Loan-to-value (LTV) ratio. In a tight credit market, the project’s LTV ratio is critical. It’s calculated by dividing the loan amount by an appraiser’s projection of the fair market value of the completed and occupied project. Conventional lenders look for an LTV that isn’t higher than 75% to 80%.

Loan-to-cost (LTC) ratio. The project’s LTC ratio equals the loan amount divided by the total project cost from the time of acquisition to project completion. Because lenders are often wary of preconstruction appraisals, they may look to the LTC in their underwriting evaluation.

Predevelopment project costs include all expenses before construction, such as architectural, engineering, survey, legal and permit work. They can also include land acquisition and demolition costs. Development costs encompass expenses from site preparation through construction, including materials, labor, insurance and taxes.

Debt-service-coverage ratio.

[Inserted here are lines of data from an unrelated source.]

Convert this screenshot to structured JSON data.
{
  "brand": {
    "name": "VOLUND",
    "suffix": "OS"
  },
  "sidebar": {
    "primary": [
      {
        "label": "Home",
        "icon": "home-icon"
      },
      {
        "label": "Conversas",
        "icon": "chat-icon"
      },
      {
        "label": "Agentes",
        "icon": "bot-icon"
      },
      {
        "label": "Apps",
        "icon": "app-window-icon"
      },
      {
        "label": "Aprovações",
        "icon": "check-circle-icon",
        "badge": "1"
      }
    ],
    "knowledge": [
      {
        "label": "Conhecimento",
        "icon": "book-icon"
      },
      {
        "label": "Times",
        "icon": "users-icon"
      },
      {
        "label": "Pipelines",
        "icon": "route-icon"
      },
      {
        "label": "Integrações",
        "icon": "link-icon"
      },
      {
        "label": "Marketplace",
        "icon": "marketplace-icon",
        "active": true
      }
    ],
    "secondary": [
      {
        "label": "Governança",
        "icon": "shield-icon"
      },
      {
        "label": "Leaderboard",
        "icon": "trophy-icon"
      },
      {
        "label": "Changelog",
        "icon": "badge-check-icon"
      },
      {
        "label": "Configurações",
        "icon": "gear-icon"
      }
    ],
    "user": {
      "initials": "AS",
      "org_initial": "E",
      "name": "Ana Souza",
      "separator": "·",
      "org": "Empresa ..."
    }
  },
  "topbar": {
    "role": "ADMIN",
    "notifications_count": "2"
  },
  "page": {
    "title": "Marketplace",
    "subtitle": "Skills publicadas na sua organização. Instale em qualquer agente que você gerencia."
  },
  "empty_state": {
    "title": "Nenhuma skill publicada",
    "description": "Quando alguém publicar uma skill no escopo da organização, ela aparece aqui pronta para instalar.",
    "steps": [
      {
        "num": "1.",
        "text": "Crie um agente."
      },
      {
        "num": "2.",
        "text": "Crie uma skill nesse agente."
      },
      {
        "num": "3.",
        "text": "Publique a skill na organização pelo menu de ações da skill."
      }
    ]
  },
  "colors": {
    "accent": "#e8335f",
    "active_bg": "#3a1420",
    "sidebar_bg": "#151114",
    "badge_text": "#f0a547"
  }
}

This measures a borrower’s ability to use its operating income to repay all its debt obligations. Lenders will calculate it by dividing the borrower’s annual net operating income by its annual debt service.

Loan-to-net-worth ratio. Your loan amount shouldn’t exceed your net worth. Be prepared to explain where preconstruction money was spent and the sources for those funds.

Beyond the numbers

Lenders may require various conditions and provisions in both the construction and loan documentation to ensure the project is constructed well, within budget and on time. This includes contract time provisions, use of the property, detailed costs, and caps on change orders and cost overruns.

For larger projects, some lenders will require periodic site visits by an independent engineer, an accounting professional or both. These visits help ensure that the project is progressing as planned and the percentage of costs incurred jibes with the project’s percentage of completion.

In addition, lenders will seek provisions for dispute resolutions and bonding for contractors. Finally, lenders look for assignable contracts to facilitate completion of the work in case of default.

Seek professional guidance

During the application process, lenders will make a thorough review of your financial situation, scrutinizing your prior actions in the relevant market. If you’ve dealt with the financial institution in the past, they’ll also consider your track record with them. To facilitate the application process and put your best foot forward, consult with your legal advisors and CPA to review all paperwork that you’ll present to the lender.